Proposing to move from internal libserialize to serde, bincode and json crates
libserialize is used by the Rust compiler for serializing/deserializing internal data structures. Those encoding/decoding are used in various libraries mostly for incremental compilation. Also, internal features of the compiler such as RustcEncodable and RustcDecodable uses libserialize when implementing the extension. In few words, Rust compiler is deeply tied to libserialize (553 results in 96 files for RustcEncodable).
libserialize is based on the libserialize crate which has been deprecated now for serde crate. This means that all update are mostly done internally by the compiler team for libserialize and might not take advantages of the last improvements and bugs correction from serde crate. There is this PR that gives some highlight of the reasons why it has not been done before.
In this post, I would like to explore the idea, pros and cons of replacing libserialize with crates such as serde, bincode and serde_json so I'm very interesting to any comments, feedback or ideas.
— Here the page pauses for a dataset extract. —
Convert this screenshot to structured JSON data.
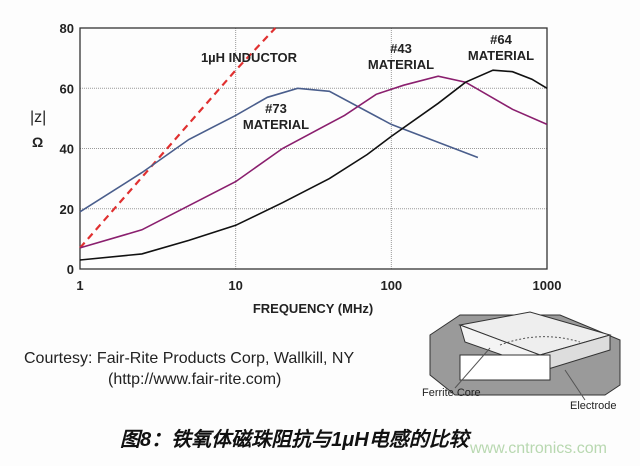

I believe this was explored in the past but couldn't be made to work since rustc heavily uses specialization to speed up (de)serialization, and also the metadata format has some properties that made serde a bad fit at the time (not sure if this has been resolved since).
I believe this was explored in the past but couldn't be made to work
I was almost sure that this subject has been investigated before opening this discussion, so I checked closed and opened PR and issues regarding rustc-serialize, RustcEncodable, RustcDecodable. All that I found were discussions which introduce the idea but was postponed because Rust needed to be stabilized.
since rustc heavily uses specialization to speed up (de)serialization, and also the metadata format has some properties that made serde a bad fit at the time (not sure if this has been resolved since).
I couldn't find any information regarding this try but if you have any link or pointer to share I'm willing to have a look at it to see if it's has been resolved or if I can specialized serde to fit Rust compiler needs.
Dumb question here, simply because I don't know anything about the compiler internals...
Are there any shared references within the compiler? Serde's documentation on Arc and Rc explicitly state that when you deserialize shared pointers they each point to a separate object. If you rely on shared objects actually being shared, then this could be problematic.
Yes, the compiler interns all types for example. This is one of the reasons why serde wasn't a good fit – it didn't provide a good way to pass the interning context along.
I believe that rustc would need stateful serialization as well but I couldn't find any SerializeSeed function. I think that would need to write custom serialization in order to do it for those specific types that needs to save their context, and that specialization could be added in the compiler. But I'm not sure if rustc would only need that and if serde doesn't miss another features.
The libserialize implementation for Arc creates a new object each time it deserialize an Arc without making it shared between other shared objects. The rc feature of serde seems to do the same thing but I'm not quite sure if there isn't any other aspects of libserialize that I've missed here?